The Giants’ agreement with lefty Sean Manaea appeared to give them a full rotation, but Susan Slusser of the San Francisco Chronicle reports that even after guaranteeing Manaea $25MM over the next two years (with an opt-out after year one), San Francisco remains engaged with Rodon and agent Scott Boras about a potential reunion.
Manaea, 31 in February, can join Logan Webb, Alex Wood, Alex Cobb and Anthony DeSclafani in comprising a prototypical five-man rotation, but there ought to be room for Rodon on the roster even with that quintet in place. That’s true both because Rodon is a clear upgrade over the majority (arguably all five) of those in-house arms, and also because the internal group comes with a fair bit of injury risk and health uncertainty.
DeSclafani, for instance, was limited to just 19 innings this past season, thanks to a tendon injury in his ankle that eventually required surgical repair. Each of Wood, Cobb and Webb made at least 26 starts, but Cobb and Wood also have lengthy injury histories. Cobb pitched just 158 total innings from 2019-21, owing to groin, back and wrist strains. Wood has made 26 starts in consecutive seasons now, but he pitched just 12 2/3 innings in 2020 and just 35 2/3 innings in 2019 due to back and shoulder injuries. Even Webb, who worked a team-high 192 1/3 innings in 2022, missed a few weeks in 2021 while battling a minor shoulder strain.
No team can be realistically expected to navigate an entire 162-game season with only five starters. While the Giants have some depth with swingman Jakob Junis and minor leaguers Sean Hjelle, Thomas Szapucki, Tristan Beck and Keaton Winn all on the 40-man roster, they also have ample payroll space to make a Rodon-sized splash and figure out the allotment of innings at a later date. Roster Resource projects a $151MM payroll for the upcoming season and a luxury-tax ledger that’s a bit higher ($168.3MM) but nowhere near the first tier of penalization, which begins at $233MM in 2023.
Rodon was reported earlier in the offseason to be seeking a six-year deal worth more $30MM-plus on an annual basis, and Slusser more recently reported that he and Boras have been seeking at least seven years. What’s not clear is whether that shift in length of desired contract comes with a shift in the per-year asking price. We’ve seen teams this offseason increasingly show a willingness to stretch contracts to greater lengths as a means of tamping down AAV. Clubs had been moving away from longer-term, lower-AAV deals for some time — Bryce Harper being a notable exception — instead showing a preference for shorter-term deals at high annual values. That hasn’t been the case this winter, with Trea Turner, Xander Bogaerts, Brandon Nimmo and Jacob deGrom all signing lengthier deals than expected but at lesser annual rates of pay than their highest-paid peers at their respective positions.
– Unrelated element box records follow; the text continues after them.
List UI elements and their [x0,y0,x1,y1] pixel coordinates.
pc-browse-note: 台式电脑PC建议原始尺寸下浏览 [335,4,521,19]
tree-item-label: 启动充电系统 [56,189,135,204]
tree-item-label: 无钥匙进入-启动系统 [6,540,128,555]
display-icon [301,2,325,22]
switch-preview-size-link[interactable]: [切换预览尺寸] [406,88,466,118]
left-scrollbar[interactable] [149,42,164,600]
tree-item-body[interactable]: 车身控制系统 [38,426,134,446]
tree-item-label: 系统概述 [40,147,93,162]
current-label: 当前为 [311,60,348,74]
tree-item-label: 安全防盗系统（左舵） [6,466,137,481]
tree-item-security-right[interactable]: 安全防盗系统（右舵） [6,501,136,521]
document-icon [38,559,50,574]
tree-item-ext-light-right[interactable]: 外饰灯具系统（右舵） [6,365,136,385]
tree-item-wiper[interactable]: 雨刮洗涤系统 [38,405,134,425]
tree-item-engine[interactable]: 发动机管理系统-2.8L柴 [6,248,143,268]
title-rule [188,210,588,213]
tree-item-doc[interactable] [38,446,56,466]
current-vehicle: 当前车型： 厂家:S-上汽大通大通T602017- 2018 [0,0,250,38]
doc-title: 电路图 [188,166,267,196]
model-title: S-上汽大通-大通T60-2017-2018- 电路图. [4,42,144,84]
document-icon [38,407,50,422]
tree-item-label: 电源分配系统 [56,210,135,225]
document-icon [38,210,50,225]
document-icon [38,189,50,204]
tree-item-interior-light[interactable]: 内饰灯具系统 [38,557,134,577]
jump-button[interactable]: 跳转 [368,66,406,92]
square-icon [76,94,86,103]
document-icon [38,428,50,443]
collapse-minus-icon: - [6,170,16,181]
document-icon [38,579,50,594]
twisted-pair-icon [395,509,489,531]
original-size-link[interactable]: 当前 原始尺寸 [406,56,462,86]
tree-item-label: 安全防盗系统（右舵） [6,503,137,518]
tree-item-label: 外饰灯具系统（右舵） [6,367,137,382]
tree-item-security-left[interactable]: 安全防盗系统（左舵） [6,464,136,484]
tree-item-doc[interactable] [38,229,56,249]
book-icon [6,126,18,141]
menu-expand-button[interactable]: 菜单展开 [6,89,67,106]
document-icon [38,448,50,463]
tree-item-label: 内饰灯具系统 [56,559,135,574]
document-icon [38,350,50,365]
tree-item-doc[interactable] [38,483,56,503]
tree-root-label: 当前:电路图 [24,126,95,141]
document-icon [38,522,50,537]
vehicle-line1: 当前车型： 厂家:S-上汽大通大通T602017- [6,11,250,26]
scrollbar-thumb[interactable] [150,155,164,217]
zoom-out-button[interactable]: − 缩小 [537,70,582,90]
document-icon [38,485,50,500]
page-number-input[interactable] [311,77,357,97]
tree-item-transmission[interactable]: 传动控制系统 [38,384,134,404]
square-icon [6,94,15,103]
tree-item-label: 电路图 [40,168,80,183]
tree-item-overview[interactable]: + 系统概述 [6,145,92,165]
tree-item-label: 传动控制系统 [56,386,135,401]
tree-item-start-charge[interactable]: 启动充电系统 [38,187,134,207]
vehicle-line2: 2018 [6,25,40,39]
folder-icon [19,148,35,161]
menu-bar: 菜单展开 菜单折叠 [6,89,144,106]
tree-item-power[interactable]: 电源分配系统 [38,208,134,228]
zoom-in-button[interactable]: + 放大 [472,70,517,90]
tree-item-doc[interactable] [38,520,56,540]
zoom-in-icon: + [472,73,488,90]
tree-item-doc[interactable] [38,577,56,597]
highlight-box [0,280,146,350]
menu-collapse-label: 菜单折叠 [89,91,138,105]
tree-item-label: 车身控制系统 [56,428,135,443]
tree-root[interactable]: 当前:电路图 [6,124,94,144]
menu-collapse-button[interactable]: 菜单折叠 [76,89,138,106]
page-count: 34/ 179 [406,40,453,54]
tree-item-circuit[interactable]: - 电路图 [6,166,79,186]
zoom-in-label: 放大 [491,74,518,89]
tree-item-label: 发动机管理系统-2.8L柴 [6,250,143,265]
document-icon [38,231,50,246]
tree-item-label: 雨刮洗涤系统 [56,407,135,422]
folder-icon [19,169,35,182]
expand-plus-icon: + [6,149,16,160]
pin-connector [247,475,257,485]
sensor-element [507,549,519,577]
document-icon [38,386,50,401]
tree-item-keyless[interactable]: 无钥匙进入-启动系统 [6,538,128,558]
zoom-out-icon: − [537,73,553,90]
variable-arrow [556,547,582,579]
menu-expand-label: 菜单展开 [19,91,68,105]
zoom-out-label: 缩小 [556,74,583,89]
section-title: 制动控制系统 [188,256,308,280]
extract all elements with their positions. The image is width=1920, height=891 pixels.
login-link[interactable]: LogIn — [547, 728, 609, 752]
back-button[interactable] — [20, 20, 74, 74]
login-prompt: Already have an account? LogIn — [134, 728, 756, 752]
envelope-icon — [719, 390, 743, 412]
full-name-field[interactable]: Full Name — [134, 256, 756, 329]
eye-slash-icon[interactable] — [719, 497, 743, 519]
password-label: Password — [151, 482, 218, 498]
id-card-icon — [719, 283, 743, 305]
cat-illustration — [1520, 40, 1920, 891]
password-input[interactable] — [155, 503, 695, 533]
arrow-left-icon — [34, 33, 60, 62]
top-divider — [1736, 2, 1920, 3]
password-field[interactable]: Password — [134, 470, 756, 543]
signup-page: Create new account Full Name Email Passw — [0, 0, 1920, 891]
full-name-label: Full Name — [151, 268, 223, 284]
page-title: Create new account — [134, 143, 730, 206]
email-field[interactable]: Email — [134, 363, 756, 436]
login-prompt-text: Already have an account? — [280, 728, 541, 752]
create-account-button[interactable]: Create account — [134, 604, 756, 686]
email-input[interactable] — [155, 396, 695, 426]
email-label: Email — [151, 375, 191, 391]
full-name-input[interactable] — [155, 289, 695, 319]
Put more simply, if Rodon and Boras set out seeking $180-200MM in total guarantees this winter but were having difficulty finding that, it’s at least possible that the shift toward a deal of seven-plus years in length might be more about reaching that $180MM-plus benchmark than about now seeking seven years at $30MM-plus per season. A seven-year deal worth $185MM, as a purely speculative example, wouldn’t line up with the previously reported AAV target for Rodon but would ensure his place among the ten highest-compensated free agent pitchers in MLB history.
Of course, anything in that vicinity would still shatter most industry expectations heading into the offseason. Two months ago, the most common question regarding Rodon was if he’d done enough to secure a sixth guaranteed year or would need to “settle” for a five-year contract. While reports of Rodon pursuing six, seven or even more years at or near the $30MM AAV threshold don’t serve as a guarantee that he’ll eventually reach those heights, they still represent a departure from where his market was expected to land.
In many ways, that’s a microcosm of the free-agent market at large since the offseason ended. Teams have been willing to spend far more freely than in recent winters, as last March’s collective bargaining agreement assured five years of labor peace and also gave front offices and owners clarity on where the luxury-tax thresholds will sit for the foreseeable future.
Beyond Rodon, the Giants are also known to be keenly interested in shortstop Carlos Correa — their top target after missing on free-agent outfielder Aaron Judge. Whether they’re willing to pony up and make commitments to both Rodon and Correa isn’t clear, though it’d certainly register as a surprise, as that pairing could wind up costing something in the range of $450-500MM combined.